2 thoughts on “低レベルAPIを叩いてプログラムすることの醍醐味はわかるが、プラットフォームベンダーがそれを乗り越えなきゃいけないんじゃないのか。”

  1. 貴重なトラックバック、ありがとうございました。
    自由度を低くして実装する戦略をとるのか、あるいは自由度を高くして開発するのか、その選択の幅は構築するシステムの要求にも開発者のスキルにも依存します。

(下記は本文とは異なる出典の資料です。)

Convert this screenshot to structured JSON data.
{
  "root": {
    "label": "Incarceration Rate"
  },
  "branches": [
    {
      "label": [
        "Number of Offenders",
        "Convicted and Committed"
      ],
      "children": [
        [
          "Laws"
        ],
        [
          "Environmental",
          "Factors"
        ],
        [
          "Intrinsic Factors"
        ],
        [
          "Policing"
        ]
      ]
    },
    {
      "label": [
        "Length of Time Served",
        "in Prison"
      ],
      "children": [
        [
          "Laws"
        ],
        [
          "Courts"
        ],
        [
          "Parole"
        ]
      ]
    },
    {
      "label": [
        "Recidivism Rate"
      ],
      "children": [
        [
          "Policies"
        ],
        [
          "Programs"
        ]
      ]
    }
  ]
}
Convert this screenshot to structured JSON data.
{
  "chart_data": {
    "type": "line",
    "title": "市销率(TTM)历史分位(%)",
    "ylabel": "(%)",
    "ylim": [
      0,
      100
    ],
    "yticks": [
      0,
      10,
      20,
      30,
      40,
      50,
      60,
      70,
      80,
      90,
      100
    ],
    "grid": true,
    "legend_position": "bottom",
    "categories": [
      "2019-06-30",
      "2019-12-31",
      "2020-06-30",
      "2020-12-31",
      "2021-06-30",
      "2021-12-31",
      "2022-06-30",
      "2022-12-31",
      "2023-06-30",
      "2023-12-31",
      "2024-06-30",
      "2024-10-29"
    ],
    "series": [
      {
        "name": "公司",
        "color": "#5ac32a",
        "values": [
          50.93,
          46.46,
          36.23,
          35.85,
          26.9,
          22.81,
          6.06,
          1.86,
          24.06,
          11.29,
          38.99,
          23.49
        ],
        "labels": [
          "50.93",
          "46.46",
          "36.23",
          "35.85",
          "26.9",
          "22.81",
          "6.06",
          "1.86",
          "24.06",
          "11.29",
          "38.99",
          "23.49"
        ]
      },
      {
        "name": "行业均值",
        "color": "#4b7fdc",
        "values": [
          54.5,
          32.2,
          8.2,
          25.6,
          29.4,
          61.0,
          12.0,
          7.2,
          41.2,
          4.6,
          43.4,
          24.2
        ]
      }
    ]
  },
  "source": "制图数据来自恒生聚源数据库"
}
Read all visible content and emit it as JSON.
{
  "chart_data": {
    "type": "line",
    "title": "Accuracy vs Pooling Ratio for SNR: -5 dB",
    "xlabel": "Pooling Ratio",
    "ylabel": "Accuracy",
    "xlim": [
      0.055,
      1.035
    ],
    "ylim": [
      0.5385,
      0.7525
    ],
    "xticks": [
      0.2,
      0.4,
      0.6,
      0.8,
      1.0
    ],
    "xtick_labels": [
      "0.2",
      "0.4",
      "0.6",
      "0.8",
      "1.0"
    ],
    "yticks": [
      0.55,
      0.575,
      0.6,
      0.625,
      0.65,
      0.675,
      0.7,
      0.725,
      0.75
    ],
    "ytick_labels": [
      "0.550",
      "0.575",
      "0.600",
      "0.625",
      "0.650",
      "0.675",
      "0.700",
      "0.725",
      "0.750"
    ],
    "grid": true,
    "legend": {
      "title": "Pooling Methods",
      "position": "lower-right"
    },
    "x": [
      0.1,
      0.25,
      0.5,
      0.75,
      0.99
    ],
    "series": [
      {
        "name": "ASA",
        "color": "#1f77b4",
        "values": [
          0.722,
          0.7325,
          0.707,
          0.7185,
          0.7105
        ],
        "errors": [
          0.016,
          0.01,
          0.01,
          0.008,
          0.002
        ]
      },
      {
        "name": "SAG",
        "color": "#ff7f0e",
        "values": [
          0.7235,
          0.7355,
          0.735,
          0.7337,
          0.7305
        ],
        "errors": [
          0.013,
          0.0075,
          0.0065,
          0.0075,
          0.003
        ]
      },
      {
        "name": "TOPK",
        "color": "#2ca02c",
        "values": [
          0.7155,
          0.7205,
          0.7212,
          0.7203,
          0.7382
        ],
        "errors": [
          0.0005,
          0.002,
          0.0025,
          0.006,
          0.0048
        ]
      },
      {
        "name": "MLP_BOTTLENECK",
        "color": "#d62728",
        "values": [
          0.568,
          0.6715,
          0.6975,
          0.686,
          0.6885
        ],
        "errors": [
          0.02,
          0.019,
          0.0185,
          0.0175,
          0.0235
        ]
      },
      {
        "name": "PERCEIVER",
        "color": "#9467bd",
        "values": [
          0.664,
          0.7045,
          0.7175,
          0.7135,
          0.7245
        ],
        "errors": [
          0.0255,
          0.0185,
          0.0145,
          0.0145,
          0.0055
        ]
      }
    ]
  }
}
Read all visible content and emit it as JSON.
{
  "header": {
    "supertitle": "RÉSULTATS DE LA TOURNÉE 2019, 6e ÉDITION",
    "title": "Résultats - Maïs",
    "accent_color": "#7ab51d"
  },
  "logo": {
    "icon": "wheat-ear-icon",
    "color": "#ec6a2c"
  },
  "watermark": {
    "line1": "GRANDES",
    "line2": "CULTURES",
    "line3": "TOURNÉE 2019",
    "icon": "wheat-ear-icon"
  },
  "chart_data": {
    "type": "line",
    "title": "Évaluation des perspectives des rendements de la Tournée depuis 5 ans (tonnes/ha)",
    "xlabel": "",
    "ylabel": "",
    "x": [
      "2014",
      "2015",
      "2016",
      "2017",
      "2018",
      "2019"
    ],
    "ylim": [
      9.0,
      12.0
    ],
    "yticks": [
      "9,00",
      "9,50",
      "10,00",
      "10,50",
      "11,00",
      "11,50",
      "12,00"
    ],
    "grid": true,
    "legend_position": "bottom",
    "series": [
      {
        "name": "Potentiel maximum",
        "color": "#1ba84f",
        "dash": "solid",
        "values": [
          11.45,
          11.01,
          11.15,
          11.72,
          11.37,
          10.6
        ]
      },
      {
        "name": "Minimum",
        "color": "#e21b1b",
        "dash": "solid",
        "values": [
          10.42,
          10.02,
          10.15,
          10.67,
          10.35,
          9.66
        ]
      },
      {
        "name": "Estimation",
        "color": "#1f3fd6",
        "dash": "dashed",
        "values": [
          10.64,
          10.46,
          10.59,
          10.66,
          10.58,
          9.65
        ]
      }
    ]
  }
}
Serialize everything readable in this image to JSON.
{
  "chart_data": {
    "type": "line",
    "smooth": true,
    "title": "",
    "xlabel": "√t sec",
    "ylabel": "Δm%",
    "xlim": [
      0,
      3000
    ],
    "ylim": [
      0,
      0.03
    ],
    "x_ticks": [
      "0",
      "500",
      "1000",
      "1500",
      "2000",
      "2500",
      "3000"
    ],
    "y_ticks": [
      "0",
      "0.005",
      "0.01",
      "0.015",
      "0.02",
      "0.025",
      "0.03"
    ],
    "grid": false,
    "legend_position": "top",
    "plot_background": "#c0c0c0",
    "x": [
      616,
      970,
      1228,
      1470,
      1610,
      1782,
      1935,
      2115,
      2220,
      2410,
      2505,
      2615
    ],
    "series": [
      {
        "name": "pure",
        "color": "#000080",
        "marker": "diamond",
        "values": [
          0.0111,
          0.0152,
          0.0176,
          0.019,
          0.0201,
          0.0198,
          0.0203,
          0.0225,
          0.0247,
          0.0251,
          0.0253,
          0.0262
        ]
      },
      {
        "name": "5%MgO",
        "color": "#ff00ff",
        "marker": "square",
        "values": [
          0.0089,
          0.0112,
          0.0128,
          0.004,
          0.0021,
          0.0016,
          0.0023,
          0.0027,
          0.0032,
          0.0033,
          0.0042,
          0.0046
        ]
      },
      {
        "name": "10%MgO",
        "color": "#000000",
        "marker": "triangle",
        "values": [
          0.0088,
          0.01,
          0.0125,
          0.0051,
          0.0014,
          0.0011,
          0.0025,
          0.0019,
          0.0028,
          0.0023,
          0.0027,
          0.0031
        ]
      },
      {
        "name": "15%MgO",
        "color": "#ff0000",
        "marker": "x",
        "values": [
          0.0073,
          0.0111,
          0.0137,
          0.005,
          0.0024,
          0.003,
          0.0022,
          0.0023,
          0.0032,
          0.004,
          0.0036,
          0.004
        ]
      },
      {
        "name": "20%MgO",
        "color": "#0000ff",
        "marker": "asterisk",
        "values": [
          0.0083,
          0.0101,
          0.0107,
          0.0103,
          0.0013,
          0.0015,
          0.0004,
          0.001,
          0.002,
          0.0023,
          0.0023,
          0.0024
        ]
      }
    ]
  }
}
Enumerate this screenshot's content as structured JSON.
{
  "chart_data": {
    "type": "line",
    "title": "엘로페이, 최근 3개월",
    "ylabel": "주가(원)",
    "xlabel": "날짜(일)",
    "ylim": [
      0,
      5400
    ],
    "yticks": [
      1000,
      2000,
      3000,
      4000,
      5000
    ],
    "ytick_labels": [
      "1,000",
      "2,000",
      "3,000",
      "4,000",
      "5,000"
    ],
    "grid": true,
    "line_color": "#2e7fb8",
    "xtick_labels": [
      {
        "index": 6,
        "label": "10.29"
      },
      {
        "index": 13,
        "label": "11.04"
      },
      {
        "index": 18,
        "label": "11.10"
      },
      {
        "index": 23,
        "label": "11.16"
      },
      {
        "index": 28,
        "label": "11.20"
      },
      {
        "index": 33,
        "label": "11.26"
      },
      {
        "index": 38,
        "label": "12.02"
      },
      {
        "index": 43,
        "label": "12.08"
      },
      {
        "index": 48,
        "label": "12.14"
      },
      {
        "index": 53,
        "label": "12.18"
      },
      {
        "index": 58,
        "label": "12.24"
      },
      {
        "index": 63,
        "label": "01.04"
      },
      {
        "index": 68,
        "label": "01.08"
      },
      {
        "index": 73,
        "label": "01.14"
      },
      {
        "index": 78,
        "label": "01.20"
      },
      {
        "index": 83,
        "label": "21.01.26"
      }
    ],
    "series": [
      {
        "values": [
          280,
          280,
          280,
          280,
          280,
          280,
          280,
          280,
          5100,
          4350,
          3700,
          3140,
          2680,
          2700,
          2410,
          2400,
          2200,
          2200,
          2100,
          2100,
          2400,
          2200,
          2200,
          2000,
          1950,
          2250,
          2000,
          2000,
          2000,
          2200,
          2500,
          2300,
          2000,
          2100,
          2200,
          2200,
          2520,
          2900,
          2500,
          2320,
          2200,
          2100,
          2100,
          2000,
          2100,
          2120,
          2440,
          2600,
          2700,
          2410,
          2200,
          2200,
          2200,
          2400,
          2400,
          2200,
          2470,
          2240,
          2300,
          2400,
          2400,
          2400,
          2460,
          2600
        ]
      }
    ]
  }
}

    プラットフォームを進化させ、低レベルでないフレームワークを通じて高信頼性のあるエンタープライズアプリケーションを構築できるように改良していくことはプラットフォームベンダーのひとつの使命だと思います。一方で、プラットフォームベンダーは、アプリケーションを構築するための様々な技術をベンダーの押し付けだけでなく、お客様とともに考えていく必要があるとも思います。
    機械語やアセンブラレベルの開発が強いられる状況になる開発者はとても限られてくると思います。カーネルプロセスで動作するようなプログラムを書かなければならない人も限られてくるかもしれません。
    そんな中でプラットフォームベンダーはプラットフォームの改良と、適切にプラットフォームを利用するための情報開示、対象となる抽象度レベルに応じた開発ツールの提供、事例の共有、様々なことに取り組んでいく必要があるかと思います。
    これからも忌憚の無いフィードバックをいただきたいと思います。